So the time has come. We finally made ourselves a little studio. And it wasn't untill I started to write this blog post that I realized it is a bit bittersweet.
We added a room to our house, in hopes of having or adopting a child, and that isn't going to happen. So, in a sense, this room was going to be a babies room. A place for a little person to grow and bloom. But, a few weeks ago, as i sat with paint and papers all over the dining room table, I asked Tom to build me a table to work on. And rhe only place we have for a work space is in the little room.
And so I have anticipated arranging my stuff on the new table all week. Tom added shelves. My Mom and I went shopping for things to make the room pretty today. It's been a really fun time.
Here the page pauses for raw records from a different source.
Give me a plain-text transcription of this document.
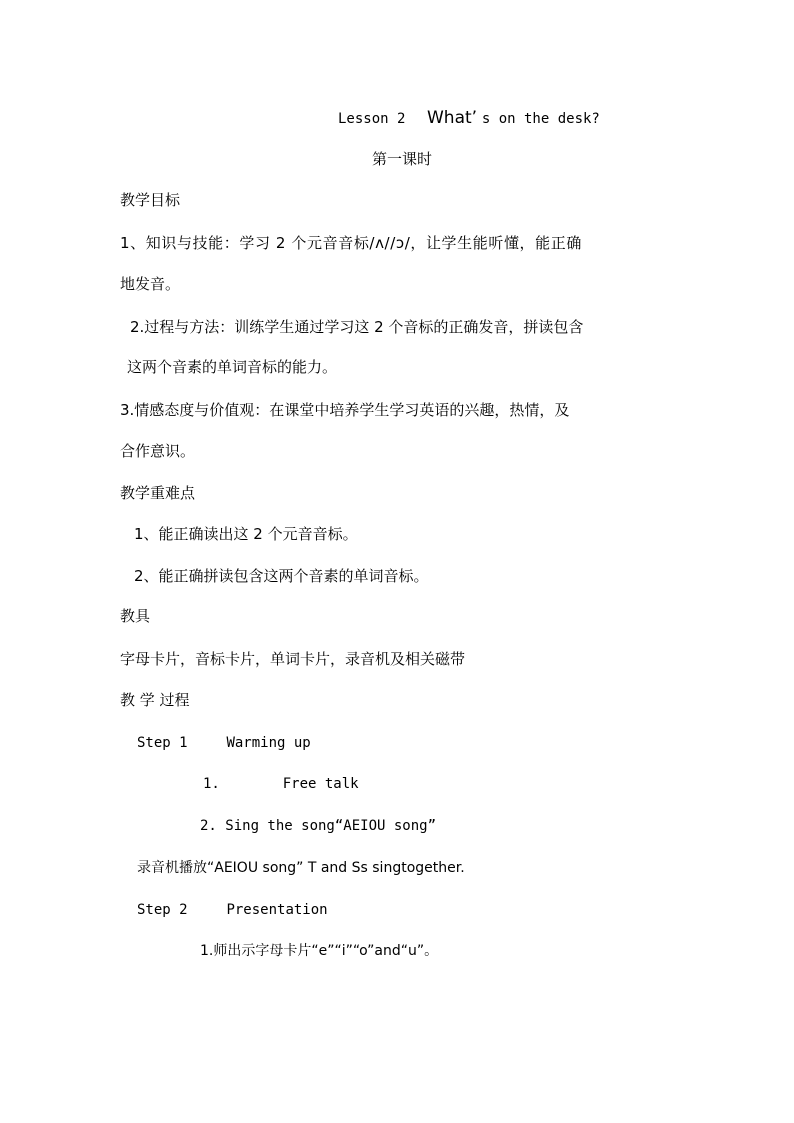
Lesson 2 What’ s on the desk?
第一课时
教学目标
1、知识与技能：学习 2 个元音音标/ʌ//ɔ/，让学生能听懂，能正确
地发音。
2.过程与方法：训练学生通过学习这 2 个音标的正确发音，拼读包含
这两个音素的单词音标的能力。
3.情感态度与价值观：在课堂中培养学生学习英语的兴趣，热情，及
合作意识。
教学重难点
1、能正确读出这 2 个元音音标。
2、能正确拼读包含这两个音素的单词音标。
教具
字母卡片，音标卡片，单词卡片，录音机及相关磁带
教 学 过程
Step 1	Warming up
1.	Free talk
2. Sing the song“AEIOU song”
录音机播放“AEIOU song” T and Ss singtogether.
Step 2	Presentation
1.师出示字母卡片“e”“i”“o”and“u”。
And like I said, I didn't think about the bittersweetness untill tonite. I didn't think about what I was actually really doing. I'm accepting the truth. I am not going to be a Mom. Not in any conventional way. But, I'm ok. I really am ok.
So, here I sit. In this little room, which is now our studio. Kenny Chesney is playing in the background. I have a glass of white wine on my table. Shelves of paint over my head. And my husband writing a song at the desk behind me. And of course, my fur kids.
And I think to myself, who knew? But who ever knows? I'm no different from anyone else. I have dreams. Some come true. Some don't. I try to hard, yet sometimes not enough. I laugh. I cry. I screw up. I make some good choices.
I do the best I can.
And, I truly believe this is where I am supposed to be. I have never been as true to myself as I am right now. I am so happy here.
So, while yes, bittersweet feelings will happen. And so will saddness. And sometimes tears. There will be smiles and gratitude also.
Life is unpredictable. Sort of like this room. I couldn't have predicted we would be sitting in here on a Saturday night. Listening to tunes. Working on our other dreams.
Dreams are unpredictable too. Hmmmmm, what should my next one be? Will it come true? Who knows. But, then again, do we really want to know? Part of the beauty of dreaming is giving up control and believing in magic, right?
So, I will make pretty things in my studio and let go of the thought that I can control my future. And I will believe in magic. Just like I would have taught my child.